Flows into inflation: An effective field theory approach

TL;DR

This paper uses an effective field theory and dynamical-systems approach to analyze how generic single-clock systems can naturally evolve into inflationary states, identifying conditions for inflation persistence and universal potential forms.

Contribution

It introduces a novel method combining effective field theory with dynamical systems to study inflation flow, revealing universal potential forms and conditions for sustained inflation.

Findings

Significant probability for systems to flow into inflationary states.

Inflation can persist for at least 60 efolds in simple models.

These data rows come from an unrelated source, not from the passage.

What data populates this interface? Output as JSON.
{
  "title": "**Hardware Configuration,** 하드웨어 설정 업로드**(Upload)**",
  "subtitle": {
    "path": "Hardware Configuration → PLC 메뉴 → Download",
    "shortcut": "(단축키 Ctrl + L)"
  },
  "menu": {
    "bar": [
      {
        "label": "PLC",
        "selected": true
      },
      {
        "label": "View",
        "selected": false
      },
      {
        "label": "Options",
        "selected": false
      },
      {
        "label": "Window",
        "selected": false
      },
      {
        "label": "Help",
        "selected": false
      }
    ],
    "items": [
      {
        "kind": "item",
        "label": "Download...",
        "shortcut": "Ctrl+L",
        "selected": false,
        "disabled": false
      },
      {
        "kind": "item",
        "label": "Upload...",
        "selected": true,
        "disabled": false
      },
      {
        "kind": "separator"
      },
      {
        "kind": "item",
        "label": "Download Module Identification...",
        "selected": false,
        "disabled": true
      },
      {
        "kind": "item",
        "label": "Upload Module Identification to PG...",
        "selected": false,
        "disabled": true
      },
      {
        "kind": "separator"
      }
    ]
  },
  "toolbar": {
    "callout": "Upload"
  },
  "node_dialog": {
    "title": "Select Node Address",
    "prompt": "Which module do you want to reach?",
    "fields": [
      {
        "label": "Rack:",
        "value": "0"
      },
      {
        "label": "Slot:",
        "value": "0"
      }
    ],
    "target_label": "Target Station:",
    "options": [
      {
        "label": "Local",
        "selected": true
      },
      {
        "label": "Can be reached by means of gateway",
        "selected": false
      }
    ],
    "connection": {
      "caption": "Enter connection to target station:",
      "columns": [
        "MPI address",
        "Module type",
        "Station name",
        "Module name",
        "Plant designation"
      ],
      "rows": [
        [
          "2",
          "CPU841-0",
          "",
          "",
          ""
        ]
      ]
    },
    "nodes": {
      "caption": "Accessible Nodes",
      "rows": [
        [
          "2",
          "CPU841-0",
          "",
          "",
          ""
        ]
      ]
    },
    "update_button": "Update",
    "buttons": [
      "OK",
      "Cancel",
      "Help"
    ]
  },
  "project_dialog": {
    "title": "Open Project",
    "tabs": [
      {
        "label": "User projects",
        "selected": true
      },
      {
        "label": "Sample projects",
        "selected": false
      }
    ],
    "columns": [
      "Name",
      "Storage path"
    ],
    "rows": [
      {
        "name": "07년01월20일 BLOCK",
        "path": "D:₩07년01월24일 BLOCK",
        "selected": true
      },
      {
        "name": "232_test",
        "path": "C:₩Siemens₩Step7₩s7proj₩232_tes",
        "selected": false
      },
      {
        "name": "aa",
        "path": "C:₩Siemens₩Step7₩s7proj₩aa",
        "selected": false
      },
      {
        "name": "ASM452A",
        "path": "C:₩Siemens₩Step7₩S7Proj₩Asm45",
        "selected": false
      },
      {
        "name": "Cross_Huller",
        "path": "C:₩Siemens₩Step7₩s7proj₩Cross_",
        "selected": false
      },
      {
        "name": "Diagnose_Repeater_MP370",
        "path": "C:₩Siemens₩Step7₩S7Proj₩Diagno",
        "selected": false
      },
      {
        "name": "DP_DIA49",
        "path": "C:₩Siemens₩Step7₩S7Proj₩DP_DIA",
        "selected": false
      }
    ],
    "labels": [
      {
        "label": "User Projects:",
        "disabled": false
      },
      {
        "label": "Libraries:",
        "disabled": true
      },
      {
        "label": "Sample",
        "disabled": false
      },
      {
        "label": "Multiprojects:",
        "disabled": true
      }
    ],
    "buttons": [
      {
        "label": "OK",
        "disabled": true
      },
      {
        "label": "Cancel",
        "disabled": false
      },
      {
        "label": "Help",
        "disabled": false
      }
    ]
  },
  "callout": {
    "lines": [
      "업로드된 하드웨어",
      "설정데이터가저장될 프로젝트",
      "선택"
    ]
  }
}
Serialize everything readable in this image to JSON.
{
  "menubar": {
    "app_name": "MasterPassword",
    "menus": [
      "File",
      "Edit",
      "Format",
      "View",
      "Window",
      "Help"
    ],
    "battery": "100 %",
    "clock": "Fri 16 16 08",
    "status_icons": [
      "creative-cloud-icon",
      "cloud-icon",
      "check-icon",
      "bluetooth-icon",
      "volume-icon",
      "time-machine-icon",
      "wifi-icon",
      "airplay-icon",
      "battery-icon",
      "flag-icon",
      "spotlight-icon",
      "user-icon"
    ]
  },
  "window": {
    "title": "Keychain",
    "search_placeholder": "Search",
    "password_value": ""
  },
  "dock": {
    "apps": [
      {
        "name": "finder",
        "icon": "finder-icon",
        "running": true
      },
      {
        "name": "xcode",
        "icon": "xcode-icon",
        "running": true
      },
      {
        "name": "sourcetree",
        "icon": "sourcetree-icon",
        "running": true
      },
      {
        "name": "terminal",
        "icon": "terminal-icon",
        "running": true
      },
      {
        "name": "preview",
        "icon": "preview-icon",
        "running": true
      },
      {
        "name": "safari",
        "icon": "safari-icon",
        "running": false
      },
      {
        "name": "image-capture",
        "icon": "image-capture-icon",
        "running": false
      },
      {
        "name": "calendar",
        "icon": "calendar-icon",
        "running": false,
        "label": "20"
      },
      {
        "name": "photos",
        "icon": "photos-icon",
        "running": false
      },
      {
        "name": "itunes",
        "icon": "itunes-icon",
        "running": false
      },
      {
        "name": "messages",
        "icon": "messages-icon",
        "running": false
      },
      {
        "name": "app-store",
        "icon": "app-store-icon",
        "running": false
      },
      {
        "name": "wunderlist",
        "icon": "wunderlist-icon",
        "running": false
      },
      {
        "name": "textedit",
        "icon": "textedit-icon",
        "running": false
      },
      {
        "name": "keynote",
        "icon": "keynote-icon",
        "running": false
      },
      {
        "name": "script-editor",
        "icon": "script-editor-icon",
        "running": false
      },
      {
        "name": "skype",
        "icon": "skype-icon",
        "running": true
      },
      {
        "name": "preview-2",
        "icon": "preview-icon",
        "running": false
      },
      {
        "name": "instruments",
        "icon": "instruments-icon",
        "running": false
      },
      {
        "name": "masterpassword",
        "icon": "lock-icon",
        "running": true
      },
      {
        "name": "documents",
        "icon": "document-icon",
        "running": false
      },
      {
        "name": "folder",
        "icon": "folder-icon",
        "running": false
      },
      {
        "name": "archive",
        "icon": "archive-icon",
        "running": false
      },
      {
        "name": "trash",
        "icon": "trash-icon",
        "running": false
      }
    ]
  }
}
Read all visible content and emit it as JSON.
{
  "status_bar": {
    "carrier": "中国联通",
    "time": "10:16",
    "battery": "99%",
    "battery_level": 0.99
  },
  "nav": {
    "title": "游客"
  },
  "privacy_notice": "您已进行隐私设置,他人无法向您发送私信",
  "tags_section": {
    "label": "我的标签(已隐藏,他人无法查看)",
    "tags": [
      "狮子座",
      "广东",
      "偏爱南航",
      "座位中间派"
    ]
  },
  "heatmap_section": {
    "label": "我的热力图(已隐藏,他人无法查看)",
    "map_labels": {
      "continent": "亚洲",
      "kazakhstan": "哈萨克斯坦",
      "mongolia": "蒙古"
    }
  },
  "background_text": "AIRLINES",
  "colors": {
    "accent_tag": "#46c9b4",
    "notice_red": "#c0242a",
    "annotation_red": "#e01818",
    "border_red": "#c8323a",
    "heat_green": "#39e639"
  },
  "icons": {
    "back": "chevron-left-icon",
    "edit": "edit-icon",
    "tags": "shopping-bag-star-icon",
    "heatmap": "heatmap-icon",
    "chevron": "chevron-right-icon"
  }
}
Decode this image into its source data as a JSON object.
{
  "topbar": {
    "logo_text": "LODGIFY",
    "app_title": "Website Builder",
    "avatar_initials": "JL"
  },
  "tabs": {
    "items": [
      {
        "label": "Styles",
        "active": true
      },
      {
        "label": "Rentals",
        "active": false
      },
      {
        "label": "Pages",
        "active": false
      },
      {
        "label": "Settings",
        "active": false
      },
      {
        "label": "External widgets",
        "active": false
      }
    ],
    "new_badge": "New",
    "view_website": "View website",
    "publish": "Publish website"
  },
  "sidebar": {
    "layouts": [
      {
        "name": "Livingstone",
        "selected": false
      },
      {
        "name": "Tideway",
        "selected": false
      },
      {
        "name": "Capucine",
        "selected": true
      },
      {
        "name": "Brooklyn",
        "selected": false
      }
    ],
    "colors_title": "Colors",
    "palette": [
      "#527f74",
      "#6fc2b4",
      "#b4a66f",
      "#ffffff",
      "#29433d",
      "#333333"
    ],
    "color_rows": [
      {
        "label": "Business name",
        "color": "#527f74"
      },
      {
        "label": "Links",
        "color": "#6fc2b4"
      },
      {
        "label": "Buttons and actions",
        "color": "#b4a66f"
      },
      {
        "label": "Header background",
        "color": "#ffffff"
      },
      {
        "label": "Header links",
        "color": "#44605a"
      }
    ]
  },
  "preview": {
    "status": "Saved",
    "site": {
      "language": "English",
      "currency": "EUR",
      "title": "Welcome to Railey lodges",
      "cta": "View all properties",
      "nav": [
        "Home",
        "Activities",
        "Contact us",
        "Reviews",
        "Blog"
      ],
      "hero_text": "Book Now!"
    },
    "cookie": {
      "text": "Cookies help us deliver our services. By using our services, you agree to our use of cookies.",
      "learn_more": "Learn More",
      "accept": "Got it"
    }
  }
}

Universal effective potential form similar to power-law inflation.

Abstract

We analyze the flow into inflation for generic "single-clock" systems, by combining an effective field theory approach with a dynamical-systems analysis. In this approach, we construct an expansion for the potential-like term in the effective action as a function of time, rather than specifying a particular functional dependence on a scalar field. We may then identify fixed points in the effective phase space for such systems, order-by-order, as various constraints are placed on the $M$th time derivative of the potential-like function. For relatively simple systems, we find significant probability for the background spacetime to flow into an inflationary state, and for inflation to persist for at least 60 efolds. Moreover, for systems that are compatible with single-scalar-field realizations, we find a single, universal functional form for the effective potential, $V (\phi)$, which is similar to the well-studied potential for power-law inflation. We discuss the compatibility of such dynamical systems with observational constraints.